Not very sure about the AI in competitions, as I have not taken part in any competitive competitions. On comparing AI in Academia and Industry, the biggest difference is probably freedom.
In academia, considering a research project or so, a large number of experiments and trying new things are encouraged. New learnings are heeded to, and it usually involves rigorous literature survey and studies of previous works. Even if a model performed badly, if there were new learnings one could take from it, it wouldn't be deemed a failure. There is also a lot of data available that could be used for research purposes, and open-source projects used or learned from, are always thanked and appreciated.

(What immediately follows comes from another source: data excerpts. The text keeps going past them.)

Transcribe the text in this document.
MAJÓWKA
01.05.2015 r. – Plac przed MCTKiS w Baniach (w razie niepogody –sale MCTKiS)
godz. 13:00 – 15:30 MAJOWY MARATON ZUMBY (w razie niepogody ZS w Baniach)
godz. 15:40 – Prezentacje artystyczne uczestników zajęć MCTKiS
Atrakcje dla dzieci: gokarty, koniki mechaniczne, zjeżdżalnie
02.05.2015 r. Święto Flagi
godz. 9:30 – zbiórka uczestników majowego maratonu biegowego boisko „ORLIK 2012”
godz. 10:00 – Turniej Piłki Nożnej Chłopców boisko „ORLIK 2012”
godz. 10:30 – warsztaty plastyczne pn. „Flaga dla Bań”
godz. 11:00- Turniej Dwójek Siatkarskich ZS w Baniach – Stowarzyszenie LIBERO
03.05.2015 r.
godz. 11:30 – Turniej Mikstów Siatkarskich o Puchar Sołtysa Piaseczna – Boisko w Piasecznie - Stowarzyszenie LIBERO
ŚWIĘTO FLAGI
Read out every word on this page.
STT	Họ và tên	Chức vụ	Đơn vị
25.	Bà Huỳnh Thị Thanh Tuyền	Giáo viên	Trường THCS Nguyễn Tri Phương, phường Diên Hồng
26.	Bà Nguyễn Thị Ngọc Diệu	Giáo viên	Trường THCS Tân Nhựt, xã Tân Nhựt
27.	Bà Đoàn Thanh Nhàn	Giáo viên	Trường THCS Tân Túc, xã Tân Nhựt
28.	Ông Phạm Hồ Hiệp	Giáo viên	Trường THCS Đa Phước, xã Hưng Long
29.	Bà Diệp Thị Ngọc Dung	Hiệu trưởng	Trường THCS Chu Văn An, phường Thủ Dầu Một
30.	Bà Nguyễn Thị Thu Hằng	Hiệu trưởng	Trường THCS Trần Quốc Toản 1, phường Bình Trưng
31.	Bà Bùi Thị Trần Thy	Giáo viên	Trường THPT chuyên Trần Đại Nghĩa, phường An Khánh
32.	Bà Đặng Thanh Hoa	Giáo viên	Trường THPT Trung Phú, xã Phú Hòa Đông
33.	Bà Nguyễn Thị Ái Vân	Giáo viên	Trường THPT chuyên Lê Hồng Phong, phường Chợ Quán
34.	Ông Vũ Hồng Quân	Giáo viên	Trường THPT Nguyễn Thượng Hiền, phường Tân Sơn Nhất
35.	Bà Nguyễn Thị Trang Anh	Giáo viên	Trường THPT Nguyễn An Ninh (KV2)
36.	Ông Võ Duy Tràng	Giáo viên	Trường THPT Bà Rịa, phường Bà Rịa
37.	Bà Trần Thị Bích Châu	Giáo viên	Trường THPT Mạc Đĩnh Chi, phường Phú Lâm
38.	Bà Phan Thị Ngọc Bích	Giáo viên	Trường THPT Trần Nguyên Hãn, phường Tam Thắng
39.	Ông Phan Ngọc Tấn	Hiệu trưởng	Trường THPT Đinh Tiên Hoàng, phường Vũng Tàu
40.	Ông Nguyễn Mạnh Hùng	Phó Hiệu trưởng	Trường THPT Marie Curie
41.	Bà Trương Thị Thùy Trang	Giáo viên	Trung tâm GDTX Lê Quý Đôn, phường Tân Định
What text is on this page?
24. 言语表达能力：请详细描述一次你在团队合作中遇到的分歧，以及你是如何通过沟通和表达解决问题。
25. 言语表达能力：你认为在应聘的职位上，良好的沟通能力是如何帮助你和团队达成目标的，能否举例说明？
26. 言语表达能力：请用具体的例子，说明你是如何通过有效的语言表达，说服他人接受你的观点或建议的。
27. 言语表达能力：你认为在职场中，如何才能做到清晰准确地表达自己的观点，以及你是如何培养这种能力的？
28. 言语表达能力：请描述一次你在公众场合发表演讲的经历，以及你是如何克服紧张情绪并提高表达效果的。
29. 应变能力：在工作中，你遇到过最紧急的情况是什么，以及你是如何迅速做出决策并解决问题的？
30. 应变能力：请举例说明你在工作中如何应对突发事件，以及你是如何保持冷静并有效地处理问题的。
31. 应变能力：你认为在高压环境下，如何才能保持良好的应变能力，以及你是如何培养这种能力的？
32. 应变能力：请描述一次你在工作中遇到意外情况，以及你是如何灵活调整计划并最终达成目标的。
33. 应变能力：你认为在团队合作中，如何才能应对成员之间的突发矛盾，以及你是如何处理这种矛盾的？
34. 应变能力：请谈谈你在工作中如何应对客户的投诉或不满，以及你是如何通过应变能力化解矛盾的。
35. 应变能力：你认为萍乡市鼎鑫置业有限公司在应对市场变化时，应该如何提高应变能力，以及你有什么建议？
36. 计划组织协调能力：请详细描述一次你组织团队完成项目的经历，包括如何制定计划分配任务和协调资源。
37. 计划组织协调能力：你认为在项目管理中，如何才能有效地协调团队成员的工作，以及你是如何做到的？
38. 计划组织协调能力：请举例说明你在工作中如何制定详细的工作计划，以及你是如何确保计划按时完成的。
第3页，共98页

In industry the scene is quite different. There is more of a focus on using pre-trained models or transfer learning. Quite frequently, open-source projects are just cloned, mildly developed, and deployed under the companies name without releasing the code - basically requiring bare minimum effort towards literature. More of a focus was given (In my case at least) on reading blog posts and readme's, over the papers themselves, in order to save time. And compute efficiency is key. In industry, the effort is more directed towards scaling these models, building the data pipelines, and satisfying the clients needs. Data is also another concern in industry, with it being common practice to outsource data collection and preparation to third parties (Usually other companies that specialize in this area).
The key difference, I would say, is the amount of freedom one has in academia, as compared to a strong sense of direction towards a singular goal in industry. AI in industry pretty much mostly is in the solutions-and-services sector (mostly), making it quite similar to software engineering, broadly speaking.
So, summarizing, the domain of the AI project makes a big difference, with the main difference being what part of the project most effort and focus is put into.